Final Thoughts

The original sin was embraced and sought to accomplish. For every political unit supremacy is a need, an obsession, and a deep desire; and what a better means to achieve such an ambition than becoming a god. It is a lust for any state to acquire divinity; what are “national values”, ideological enterprises —what are patriotism and “civic duty”— but expressions and ideas of the same feature. Achieving full, indisputable allegiance is desired by every political unit; with it comes legitimacy and internal security, while external power increases by means of unity and mobilization capability.

“Empire” means “political control exercised by one organized political unit over another unit separate from and alien to it. […] [Its] essential core is political: the possession of final authority by one entity over the vital political decisions of another.”[1] This is what it was sought to assure and protect with political artifacts like the “Victory Stele”—the Akkadian control over other Mesopotamian political units.

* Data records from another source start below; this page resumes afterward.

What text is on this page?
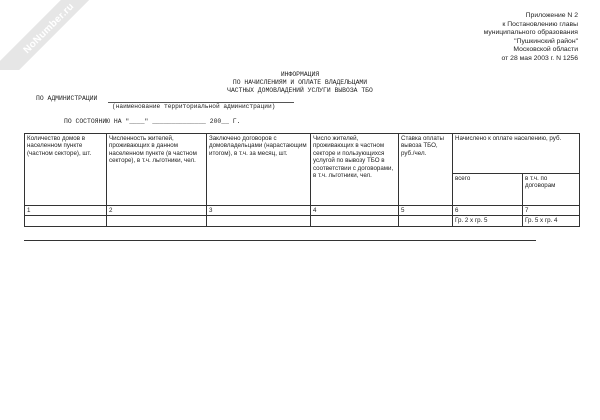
NoNumber.ru	Приложение N 2
к Постановлению главы
муниципального образования
"Пушкинский район"
Московской области
от 28 мая 2003 г. N 1256
ИНФОРМАЦИЯ
ПО НАЧИСЛЕНИЯМ И ОПЛАТЕ ВЛАДЕЛЬЦАМИ
ЧАСТНЫХ ДОМОВЛАДЕНИЙ УСЛУГИ ВЫВОЗА ТБО
ПО АДМИНИСТРАЦИИ
(наименование территориальной администрации)
ПО СОСТОЯНИЮ НА "____" ______________ 200__ Г.
Количество домов в населенном пункте (частном секторе), шт.	Численность жителей, проживающих в данном населенном пункте (в частном секторе), в т.ч. льготники, чел.	Заключено договоров с домовладельцами (нарастающим итогом), в т.ч. за месяц, шт.	Число жителей, проживающих в частном секторе и пользующихся услугой по вывозу ТБО в соответствии с договорами, в т.ч. льготники, чел.	Ставка оплаты вывоза ТБО, руб./чел.	Начислено к оплате населению, руб.	
					всего	в т.ч. по договорам
1	2	3	4	5	6	7
					Гр. 2 x гр. 5	Гр. 5 x гр. 4
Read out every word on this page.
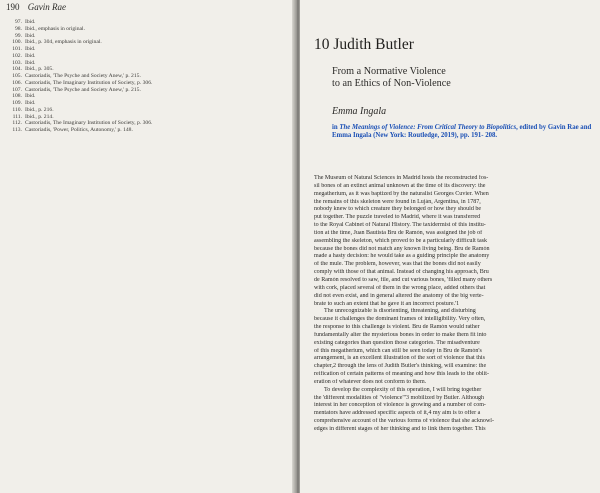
190 Gavin Rae
97. Ibid.
98. Ibid., emphasis in original.
99. Ibid.
100. Ibid., p. 304, emphasis in original.
101. Ibid.
102. Ibid.
103. Ibid.
104. Ibid., p. 305.
105. Castoriadis, 'The Psyche and Society Anew,' p. 215.
106. Castoriadis, The Imaginary Institution of Society, p. 306.
107. Castoriadis, 'The Psyche and Society Anew,' p. 215.
108. Ibid.
109. Ibid.
110. Ibid., p. 216.
111. Ibid., p. 214.
112. Castoriadis, The Imaginary Institution of Society, p. 306.
113. Castoriadis, 'Power, Politics, Autonomy,' p. 148.
10 Judith Butler
From a Normative Violence
to an Ethics of Non-Violence
Emma Ingala
in The Meanings of Violence: From Critical Theory to Biopolitics, edited by Gavin Rae and Emma Ingala (New York: Routledge, 2019), pp. 191- 208.
The Museum of Natural Sciences in Madrid hosts the reconstructed fos-
sil bones of an extinct animal unknown at the time of its discovery: the
megatherium, as it was baptized by the naturalist Georges Cuvier. When
the remains of this skeleton were found in Luján, Argentina, in 1787,
nobody knew to which creature they belonged or how they should be
put together. The puzzle traveled to Madrid, where it was transferred
to the Royal Cabinet of Natural History. The taxidermist of this institu-
tion at the time, Juan Bautista Bru de Ramón, was assigned the job of
assembling the skeleton, which proved to be a particularly difficult task
because the bones did not match any known living being. Bru de Ramón
made a hasty decision: he would take as a guiding principle the anatomy
of the mule. The problem, however, was that the bones did not easily
comply with those of that animal. Instead of changing his approach, Bru
de Ramón resolved to saw, file, and cut various bones, 'filled many others
with cork, placed several of them in the wrong place, added others that
did not even exist, and in general altered the anatomy of the big verte-
brate to such an extent that he gave it an incorrect posture.'1
The unrecognizable is disorienting, threatening, and disturbing
because it challenges the dominant frames of intelligibility. Very often,
the response to this challenge is violent. Bru de Ramón would rather
fundamentally alter the mysterious bones in order to make them fit into
existing categories than question those categories. The misadventure
of this megatherium, which can still be seen today in Bru de Ramón's
arrangement, is an excellent illustration of the sort of violence that this
chapter,2 through the lens of Judith Butler's thinking, will examine: the
reification of certain patterns of meaning and how this leads to the oblit-
eration of whatever does not conform to them.
To develop the complexity of this operation, I will bring together
the 'different modalities of "violence"'3 mobilized by Butler. Although
interest in her conception of violence is growing and a number of com-
mentators have addressed specific aspects of it,4 my aim is to offer a
comprehensive account of the various forms of violence that she acknowl-
edges in different stages of her thinking and to link them together. This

A horned head-dress, an unnatural size, an unstoppable ascendance, the presence of the divine and the mundane, violence, victory… These are not only symbols of the apotheosis of a man, they are eternal manifestations of the deification of what this god-kind represented: The Akkadian state. It was not Naram-Sin who gained a place among Sumerian gods; it was Agade itself who entered the Mesopotamian pantheon. This new god did represent an element in nature —as all the other Sumerian deities—: the political nature of men; their need for power, their eternal battle to overcome their weakness and prevail.